ISIS Isn’t Randomly Destroying Art – It’s Another Form of Terrorism

A UT Art History Professor talks about why they’ve destroyed artifacts from Iraq’s second largest museum.

By Luke QuintonApril 28, 2015 9:17 am

ISIS militants in Syria and Iraq have gotten plenty of attention for destroying important Islamic art, and putting the videos online. Stephennie Mulder, an Art History Professor from the University of Texas spent ten years in Syria as an archaeologist and historian. She says it’s not just random destruction – there are some very specific goals.

“I should probably begin by saying ISIS is not the only group destroying art in Syria and Iraq,” Mulder says. “Very serious destruction has taken place under the Assad regime – and we’ve also seen destruction carried out by the Free Syrian Army…ISIS is getting all of the media attention, because ISIS is of course, a current political foe of the United States – but the destruction really crosses a lot of different boundaries in Syria, which is very bad news, of course, for Syrian cultural heritage.”

Why is ISIS targeting these sacred and ancient sculptures and archaeological artifacts? “It’s politics, and propaganda,” Mulder says. “These videos that we are seeing are works of propaganda … they are really acts of heritage terror.”

The goal of this heritage terror is to destroy sense of identity, by removing these objects that are key to locals sense of cultural pride and understanding. But the other goal, Mulder says, is “to thumb kind of thumb their noses in some way to the international community.”

There’s also a third component, Mulder says: ideology. ISIS believes that anything, from a cross in a church to an image of an ancient God, is idolatry. “They’ve cast that net wide enough to include Muslim saints’ shrines, and so they’ve destroyed a number of those as well.”

But this, Mulder says, is a very very fringe view in the Muslim world. “I should say that Muslims have worshipped at saints’ shrines from the beginning of the faith.”

So where, one might ask, are Syria and Iraq’s ‘Monuments Men?’
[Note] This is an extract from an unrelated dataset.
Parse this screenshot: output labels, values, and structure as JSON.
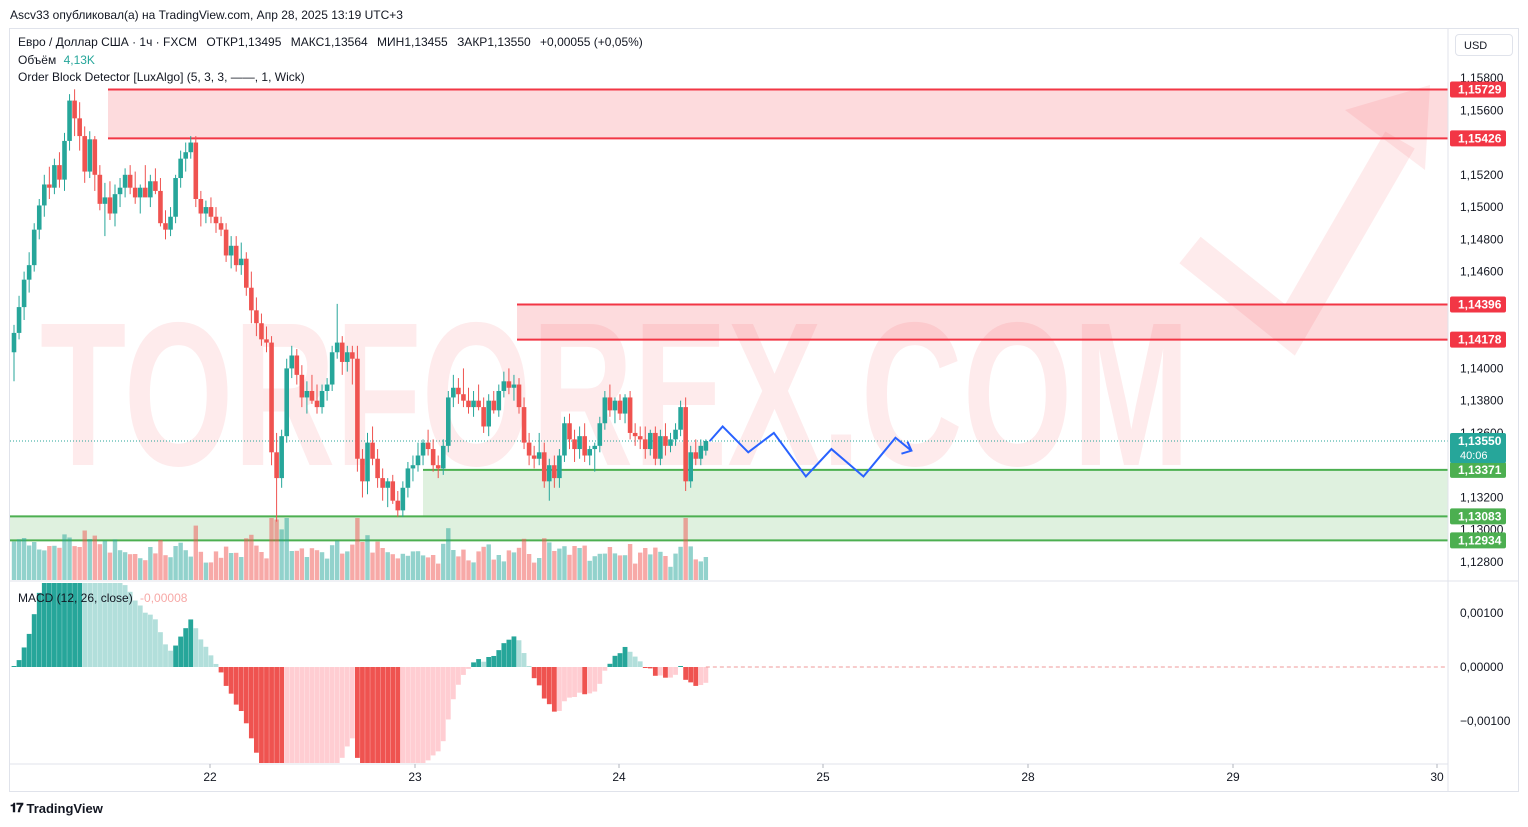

“[They] are working hard in Syria right now. And what can be done is that we can support the work of these people. There are groups who are doing that right now. There’s a group that is funded by the State Department … there’s a group that is working out of the Penn Heritage Center and the Smithsonian Institute, that has been  supporting the efforts of local Syrian heritage workers, archaeologists, art historians, museum workers to help preserve and protect these sites.”

Recently, the Penn/Smithsonian group successfully “walled up” one of the most important mosaic museums in Syria. “So far that site has been secured and is safe,” Mulder says.